What is true of people is true of nations. In the past 25 years or so it was often claimed (and , admittedly, often denied) that, in the modern world, the United States was the “indispensable nation”. Whatever the rights and wrong of this claim, it has become obvious that, whether we like it or not, the rest of the world will now have to dispense with the US as a defender of democracy, guarantor of global order, or even (as in Margaret Thatcher’s words about Gorbachev) a state we can do business with.

Anyone whose experience of the US began in the last eleven days would have no trouble recognising an archetypal kleptocracy, like Putin’s Russia or Mobutu’s Zaire (with a touch of Mao madness). The boss rakes off billions in tribute while his cronies scramble to please him, put each other down and collect their share of the loot. Regime supporters commit all sorts of crimes with impunity, while opponents are subject to both legal victimisation and threats of extra-legal terror against which they can expect no protection.

In dealing with such a regime, the only strategy is to buy off the boss, or a powerful underling, and hope that they stay bought long enough to deliver on their side of the bargain This approach is politely described as “transactional”, but without the implication that the transaction will necessarily be honoured. Dealing with kleptocrats can be highly profitable, as long as you get in and out quickly enough, but there’s no possibility of “doing business”, either commercial or political, in the ordinary sense of the word.
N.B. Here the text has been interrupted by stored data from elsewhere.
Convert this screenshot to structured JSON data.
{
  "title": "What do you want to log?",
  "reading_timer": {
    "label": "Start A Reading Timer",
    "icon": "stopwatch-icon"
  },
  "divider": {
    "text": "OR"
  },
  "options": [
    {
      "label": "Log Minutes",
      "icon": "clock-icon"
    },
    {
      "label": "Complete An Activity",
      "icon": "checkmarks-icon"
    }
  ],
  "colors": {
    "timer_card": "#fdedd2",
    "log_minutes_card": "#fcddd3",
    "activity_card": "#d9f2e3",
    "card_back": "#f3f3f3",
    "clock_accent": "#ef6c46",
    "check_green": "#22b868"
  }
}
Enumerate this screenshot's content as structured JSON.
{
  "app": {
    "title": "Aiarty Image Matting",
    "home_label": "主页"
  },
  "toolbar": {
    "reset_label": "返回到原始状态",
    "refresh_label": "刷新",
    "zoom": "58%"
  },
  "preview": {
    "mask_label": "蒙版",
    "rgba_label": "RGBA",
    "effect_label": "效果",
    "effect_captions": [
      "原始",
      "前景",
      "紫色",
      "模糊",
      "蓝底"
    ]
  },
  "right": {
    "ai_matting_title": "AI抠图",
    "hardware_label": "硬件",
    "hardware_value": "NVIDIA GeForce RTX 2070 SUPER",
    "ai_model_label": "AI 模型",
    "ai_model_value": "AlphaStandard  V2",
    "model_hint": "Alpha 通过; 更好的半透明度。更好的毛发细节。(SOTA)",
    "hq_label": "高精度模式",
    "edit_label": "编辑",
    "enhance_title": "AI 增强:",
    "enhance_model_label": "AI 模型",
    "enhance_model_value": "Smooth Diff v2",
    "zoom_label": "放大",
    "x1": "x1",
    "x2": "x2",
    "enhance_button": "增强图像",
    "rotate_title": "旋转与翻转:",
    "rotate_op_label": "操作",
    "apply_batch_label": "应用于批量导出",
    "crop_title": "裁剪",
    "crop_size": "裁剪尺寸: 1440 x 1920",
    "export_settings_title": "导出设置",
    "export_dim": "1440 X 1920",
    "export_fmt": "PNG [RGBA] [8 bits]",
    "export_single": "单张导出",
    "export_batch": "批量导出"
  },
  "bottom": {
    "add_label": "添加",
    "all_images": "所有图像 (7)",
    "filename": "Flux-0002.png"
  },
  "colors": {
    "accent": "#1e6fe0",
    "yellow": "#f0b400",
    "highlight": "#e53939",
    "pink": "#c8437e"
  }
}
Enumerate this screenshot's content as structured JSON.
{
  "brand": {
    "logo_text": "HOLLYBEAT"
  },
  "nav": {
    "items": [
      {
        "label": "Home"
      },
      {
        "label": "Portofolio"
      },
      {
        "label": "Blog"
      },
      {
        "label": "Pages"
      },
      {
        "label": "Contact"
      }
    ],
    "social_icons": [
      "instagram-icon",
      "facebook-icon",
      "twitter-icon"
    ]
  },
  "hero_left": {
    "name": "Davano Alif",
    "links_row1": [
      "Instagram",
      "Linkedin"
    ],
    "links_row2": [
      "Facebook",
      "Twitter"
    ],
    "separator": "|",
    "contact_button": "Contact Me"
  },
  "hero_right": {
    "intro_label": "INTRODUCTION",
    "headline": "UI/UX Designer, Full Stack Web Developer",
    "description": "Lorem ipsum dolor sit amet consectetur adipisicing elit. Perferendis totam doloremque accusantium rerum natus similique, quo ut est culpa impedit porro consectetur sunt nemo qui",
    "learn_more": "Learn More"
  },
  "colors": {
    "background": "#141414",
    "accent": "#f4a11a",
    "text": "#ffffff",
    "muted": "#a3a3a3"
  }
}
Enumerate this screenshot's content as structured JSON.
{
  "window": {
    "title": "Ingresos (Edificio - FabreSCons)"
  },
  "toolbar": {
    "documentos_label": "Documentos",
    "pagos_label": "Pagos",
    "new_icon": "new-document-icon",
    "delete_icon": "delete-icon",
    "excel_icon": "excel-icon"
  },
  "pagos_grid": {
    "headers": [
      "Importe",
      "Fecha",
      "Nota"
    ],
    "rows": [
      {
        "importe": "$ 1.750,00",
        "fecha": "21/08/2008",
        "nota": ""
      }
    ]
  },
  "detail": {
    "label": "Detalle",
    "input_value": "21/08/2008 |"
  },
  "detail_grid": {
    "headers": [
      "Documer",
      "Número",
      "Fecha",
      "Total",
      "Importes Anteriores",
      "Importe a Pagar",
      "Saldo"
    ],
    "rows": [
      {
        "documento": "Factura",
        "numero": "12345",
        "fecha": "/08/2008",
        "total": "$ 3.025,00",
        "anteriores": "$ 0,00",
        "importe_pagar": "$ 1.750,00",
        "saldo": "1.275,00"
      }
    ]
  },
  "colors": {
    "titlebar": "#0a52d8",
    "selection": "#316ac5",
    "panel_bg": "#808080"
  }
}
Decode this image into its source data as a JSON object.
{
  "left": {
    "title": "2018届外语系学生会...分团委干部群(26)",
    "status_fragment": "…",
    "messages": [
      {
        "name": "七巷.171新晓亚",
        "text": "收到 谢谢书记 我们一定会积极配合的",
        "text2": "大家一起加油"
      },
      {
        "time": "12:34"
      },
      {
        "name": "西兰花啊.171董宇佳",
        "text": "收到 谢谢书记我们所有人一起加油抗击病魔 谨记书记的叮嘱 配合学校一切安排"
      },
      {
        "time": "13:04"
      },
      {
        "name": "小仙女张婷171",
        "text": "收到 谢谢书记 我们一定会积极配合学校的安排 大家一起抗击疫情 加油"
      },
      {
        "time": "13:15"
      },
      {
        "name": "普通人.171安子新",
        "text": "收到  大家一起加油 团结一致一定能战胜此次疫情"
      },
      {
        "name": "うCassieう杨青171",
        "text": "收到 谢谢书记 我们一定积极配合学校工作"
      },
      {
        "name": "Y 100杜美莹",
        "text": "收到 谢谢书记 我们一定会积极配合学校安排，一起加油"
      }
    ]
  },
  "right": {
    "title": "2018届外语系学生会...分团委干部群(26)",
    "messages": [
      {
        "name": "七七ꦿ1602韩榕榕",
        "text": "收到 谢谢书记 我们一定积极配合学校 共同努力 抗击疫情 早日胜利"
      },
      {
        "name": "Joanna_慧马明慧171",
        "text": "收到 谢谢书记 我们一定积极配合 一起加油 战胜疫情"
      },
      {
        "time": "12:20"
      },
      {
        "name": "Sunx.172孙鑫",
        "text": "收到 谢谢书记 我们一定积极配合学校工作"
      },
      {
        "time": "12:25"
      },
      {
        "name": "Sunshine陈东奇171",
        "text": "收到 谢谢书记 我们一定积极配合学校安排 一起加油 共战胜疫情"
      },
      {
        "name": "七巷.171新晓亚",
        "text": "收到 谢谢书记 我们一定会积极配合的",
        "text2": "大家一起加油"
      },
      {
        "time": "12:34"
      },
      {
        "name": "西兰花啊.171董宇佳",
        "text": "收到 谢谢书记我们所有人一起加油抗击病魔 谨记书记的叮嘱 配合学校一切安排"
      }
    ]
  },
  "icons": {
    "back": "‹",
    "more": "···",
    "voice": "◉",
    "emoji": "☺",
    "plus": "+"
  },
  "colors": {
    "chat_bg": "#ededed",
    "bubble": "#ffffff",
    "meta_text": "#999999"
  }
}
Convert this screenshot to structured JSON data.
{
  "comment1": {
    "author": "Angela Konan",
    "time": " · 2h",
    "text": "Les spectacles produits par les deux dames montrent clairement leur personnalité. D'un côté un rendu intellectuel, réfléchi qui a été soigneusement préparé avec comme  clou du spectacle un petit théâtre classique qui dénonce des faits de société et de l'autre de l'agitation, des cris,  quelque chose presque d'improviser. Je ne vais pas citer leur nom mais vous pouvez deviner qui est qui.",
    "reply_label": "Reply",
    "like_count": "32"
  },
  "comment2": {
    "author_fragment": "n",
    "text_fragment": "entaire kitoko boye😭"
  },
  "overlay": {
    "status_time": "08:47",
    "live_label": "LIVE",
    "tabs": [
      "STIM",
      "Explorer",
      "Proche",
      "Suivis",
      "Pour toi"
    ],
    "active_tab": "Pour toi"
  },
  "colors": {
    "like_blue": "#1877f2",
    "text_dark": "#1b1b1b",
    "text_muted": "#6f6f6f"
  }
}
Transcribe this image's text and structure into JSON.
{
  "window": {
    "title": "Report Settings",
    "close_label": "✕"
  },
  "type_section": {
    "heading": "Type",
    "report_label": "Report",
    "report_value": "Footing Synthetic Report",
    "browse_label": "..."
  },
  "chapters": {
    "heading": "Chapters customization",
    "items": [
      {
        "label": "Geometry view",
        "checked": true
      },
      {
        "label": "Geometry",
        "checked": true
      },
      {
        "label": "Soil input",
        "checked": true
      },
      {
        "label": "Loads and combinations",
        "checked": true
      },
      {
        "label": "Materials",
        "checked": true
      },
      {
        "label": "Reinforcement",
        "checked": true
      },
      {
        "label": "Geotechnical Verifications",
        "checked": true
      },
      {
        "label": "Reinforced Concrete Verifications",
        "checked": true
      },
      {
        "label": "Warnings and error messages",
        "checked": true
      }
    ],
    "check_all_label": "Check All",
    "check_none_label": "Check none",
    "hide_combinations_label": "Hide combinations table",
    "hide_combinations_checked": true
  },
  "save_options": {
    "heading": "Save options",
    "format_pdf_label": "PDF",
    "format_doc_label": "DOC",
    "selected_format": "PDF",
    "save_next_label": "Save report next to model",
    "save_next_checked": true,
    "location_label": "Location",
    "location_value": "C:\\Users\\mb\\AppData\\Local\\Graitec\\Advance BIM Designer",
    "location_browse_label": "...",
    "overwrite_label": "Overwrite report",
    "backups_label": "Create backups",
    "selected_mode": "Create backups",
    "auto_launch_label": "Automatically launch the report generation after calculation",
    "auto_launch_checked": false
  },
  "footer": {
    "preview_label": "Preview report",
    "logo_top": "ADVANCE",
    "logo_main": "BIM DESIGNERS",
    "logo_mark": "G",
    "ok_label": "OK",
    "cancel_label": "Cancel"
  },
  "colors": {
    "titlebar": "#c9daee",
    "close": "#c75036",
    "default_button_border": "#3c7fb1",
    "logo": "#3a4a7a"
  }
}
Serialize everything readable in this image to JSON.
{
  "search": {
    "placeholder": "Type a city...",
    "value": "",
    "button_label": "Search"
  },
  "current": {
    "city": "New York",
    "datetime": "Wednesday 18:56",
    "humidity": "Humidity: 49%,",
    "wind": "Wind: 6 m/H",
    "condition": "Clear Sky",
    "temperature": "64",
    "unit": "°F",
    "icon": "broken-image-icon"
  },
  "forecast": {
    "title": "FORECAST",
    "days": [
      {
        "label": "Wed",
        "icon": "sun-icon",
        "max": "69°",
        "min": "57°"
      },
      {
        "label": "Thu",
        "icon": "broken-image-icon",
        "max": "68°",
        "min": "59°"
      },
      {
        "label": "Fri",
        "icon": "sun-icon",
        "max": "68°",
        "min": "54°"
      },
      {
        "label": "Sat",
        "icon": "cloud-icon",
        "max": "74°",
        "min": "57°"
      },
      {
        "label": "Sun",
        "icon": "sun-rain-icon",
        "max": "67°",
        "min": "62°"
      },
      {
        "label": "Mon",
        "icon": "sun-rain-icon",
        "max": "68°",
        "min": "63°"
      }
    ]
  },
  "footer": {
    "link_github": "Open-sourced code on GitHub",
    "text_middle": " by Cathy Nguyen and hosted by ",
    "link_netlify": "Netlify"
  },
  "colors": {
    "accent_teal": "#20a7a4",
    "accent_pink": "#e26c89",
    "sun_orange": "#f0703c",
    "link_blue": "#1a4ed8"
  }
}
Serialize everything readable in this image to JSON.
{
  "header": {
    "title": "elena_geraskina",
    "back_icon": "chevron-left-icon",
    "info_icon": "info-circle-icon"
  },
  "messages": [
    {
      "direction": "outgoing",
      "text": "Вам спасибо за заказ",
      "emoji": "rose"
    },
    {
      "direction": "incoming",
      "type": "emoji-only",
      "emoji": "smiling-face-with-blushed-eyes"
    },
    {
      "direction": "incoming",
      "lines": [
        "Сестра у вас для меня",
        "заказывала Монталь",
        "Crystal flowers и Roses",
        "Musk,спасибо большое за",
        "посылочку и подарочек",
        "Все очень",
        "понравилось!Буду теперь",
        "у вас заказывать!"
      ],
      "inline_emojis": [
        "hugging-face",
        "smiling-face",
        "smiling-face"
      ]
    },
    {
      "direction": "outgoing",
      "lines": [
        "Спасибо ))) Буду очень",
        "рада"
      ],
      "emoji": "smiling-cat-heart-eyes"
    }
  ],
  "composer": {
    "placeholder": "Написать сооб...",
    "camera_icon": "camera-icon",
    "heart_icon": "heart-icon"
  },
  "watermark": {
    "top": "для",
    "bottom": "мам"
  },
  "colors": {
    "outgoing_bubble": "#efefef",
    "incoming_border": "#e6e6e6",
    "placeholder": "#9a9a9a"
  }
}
The problem is that for nearly everyone who matters, the last eleven days seem like an aberration. For decades, the US has been seen as the central pillar of a “rules-based order”, on which assumptions about the world were largely based. That’as true even for critics who pointed out that the rules were drawn up to favor the US, and that the US often breached them without any real consequences. And it’s true even though you can point to precedents for everything Trump had done.

But all that is over, and can’t be restored.